Bill Gates (of Microsoft fame) recently sparked a discussion when he suggested that robots soon will be replacing many more workers, and as a result those unemployed workers would no longer be tax paying members of society. His suggestion is to tax robots to replace the revenue loss to the government.

Albert Einstein once quipped to his Accountant that the hardest thing in the world to understand is the Income Tax. Let’s take as a granted that Mr. Gates is a very intelligent man. However, I suspect he may fall into the same category as Albert Einstein in this matter.

If I as a business buy a robot to replace a worker, the two desired outcomes are 1) I pay some company to sell me the robot, and 2) I lay off workers that will be displaced and my business will save money. In the first action, I have bought a product that was built by another business and sold to me at a profit (for them). That business employs robot builders and makes a profit, paying taxes on their profits and paying wages to the robot builders. No different than any other manufacturing job.

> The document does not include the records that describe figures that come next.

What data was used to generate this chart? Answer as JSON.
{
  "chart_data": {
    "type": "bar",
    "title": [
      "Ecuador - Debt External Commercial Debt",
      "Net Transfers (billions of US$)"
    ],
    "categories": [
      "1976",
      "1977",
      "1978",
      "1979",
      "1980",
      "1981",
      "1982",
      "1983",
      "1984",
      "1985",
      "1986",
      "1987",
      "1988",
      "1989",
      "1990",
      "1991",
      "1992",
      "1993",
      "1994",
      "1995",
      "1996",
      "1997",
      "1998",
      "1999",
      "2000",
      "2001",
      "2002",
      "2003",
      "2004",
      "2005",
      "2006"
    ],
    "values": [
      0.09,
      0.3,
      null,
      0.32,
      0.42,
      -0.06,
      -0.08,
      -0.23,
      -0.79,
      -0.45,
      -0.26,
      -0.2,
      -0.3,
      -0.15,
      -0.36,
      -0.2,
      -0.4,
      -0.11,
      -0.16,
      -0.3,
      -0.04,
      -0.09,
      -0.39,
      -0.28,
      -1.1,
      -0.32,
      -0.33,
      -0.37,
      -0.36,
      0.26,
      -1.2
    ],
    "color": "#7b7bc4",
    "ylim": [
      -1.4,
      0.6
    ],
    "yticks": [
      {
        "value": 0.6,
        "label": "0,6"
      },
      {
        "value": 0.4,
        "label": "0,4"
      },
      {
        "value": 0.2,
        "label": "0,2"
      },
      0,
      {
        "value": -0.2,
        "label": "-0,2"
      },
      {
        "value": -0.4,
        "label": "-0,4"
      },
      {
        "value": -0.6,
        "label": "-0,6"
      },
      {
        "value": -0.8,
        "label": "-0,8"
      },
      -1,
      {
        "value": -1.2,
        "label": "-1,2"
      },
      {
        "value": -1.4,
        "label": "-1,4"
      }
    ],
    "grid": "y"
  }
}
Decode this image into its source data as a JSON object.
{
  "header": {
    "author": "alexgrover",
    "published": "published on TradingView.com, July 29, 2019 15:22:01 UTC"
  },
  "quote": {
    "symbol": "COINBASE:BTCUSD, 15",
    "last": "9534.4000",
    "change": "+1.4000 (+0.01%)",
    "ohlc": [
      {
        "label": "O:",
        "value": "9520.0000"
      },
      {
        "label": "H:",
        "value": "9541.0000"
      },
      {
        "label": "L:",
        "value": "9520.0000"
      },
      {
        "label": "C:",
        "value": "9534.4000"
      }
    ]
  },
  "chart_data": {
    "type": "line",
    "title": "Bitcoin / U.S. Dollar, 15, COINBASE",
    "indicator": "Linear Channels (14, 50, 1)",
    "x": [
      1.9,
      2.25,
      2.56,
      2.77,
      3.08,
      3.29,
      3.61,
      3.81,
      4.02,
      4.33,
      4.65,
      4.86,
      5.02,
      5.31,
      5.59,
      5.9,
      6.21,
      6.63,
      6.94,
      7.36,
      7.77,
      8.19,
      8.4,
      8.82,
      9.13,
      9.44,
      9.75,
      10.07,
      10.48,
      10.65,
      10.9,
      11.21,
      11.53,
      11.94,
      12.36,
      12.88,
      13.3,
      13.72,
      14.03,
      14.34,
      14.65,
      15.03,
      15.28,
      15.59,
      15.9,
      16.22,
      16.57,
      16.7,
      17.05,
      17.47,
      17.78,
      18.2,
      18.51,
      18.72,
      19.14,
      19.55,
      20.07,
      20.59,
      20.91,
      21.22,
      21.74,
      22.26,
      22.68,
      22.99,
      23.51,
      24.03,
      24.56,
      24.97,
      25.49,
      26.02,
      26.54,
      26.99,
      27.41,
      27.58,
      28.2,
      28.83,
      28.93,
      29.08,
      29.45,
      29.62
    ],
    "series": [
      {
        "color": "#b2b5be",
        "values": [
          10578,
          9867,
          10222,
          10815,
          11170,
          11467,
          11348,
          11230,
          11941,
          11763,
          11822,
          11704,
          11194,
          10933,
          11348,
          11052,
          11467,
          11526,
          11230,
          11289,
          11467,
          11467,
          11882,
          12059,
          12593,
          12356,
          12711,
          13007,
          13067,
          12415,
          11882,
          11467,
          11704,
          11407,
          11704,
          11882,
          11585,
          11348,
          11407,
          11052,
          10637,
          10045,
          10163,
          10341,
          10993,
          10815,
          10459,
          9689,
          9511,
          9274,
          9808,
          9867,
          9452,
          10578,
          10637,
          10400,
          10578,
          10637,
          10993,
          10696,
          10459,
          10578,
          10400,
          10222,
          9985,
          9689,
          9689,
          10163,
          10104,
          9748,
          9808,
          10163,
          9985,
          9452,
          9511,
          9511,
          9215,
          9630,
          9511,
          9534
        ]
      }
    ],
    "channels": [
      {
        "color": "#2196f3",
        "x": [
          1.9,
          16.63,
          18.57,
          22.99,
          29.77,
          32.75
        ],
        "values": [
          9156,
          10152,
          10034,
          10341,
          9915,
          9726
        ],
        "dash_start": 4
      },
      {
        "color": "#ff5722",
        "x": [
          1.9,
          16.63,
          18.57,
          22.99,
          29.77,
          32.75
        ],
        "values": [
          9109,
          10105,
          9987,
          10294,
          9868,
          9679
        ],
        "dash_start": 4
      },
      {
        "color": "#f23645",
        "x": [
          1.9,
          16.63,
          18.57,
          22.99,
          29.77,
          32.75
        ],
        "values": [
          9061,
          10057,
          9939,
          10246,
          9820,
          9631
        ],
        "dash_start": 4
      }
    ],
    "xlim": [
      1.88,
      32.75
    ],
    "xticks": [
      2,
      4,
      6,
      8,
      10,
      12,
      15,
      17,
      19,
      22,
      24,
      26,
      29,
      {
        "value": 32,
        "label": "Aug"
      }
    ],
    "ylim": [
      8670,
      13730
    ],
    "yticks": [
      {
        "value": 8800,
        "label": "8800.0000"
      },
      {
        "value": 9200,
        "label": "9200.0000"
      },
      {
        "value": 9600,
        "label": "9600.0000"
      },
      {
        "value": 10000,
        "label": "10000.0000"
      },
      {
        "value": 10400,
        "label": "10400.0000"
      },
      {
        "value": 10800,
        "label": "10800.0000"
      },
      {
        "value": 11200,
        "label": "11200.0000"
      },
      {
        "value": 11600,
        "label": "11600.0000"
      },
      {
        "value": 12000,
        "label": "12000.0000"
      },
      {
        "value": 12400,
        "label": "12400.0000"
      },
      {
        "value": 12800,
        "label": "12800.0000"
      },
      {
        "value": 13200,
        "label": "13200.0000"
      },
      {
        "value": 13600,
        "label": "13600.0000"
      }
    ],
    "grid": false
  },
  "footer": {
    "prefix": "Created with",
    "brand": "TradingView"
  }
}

In the second action, I lay off workers and reap savings to the company in the amount of wages I no longer have to pay. However, those savings become profit to my company. That profit is taxed to the company, so where is the loss in tax revenue? There is none. Granted it has shifted from the worker to the company, but if tax rates were equal there would be no net change. This is an argument for equal tax rates between businesses and individuals.

There is some leakage due to payroll taxes that are assessed on employers and employees based on wages paid, but these taxes could be abolished and provide incentive for employers to hire more workers as the cost declines.

The social implications are more visible. What do you tell the unemployed worker? File for unemployment? Perhaps he/she could become a robot builder. This is the real question and it isn’t just theory. What happens to cab drivers when Uber and Lyft take over? And then to those drivers when we have driverless cars and trams? What happens to UPS drivers and their trucks when drones start dropping boxes on your porch?

These kinds of change are not new. “Creative Destruction” wherein some new technology develops that makes life better, but destroys older methods and industries in the process is the reason we no longer ride horses to work, or have to bury ice in the ground during winter to use in the summer. It should be embraced, not impeded.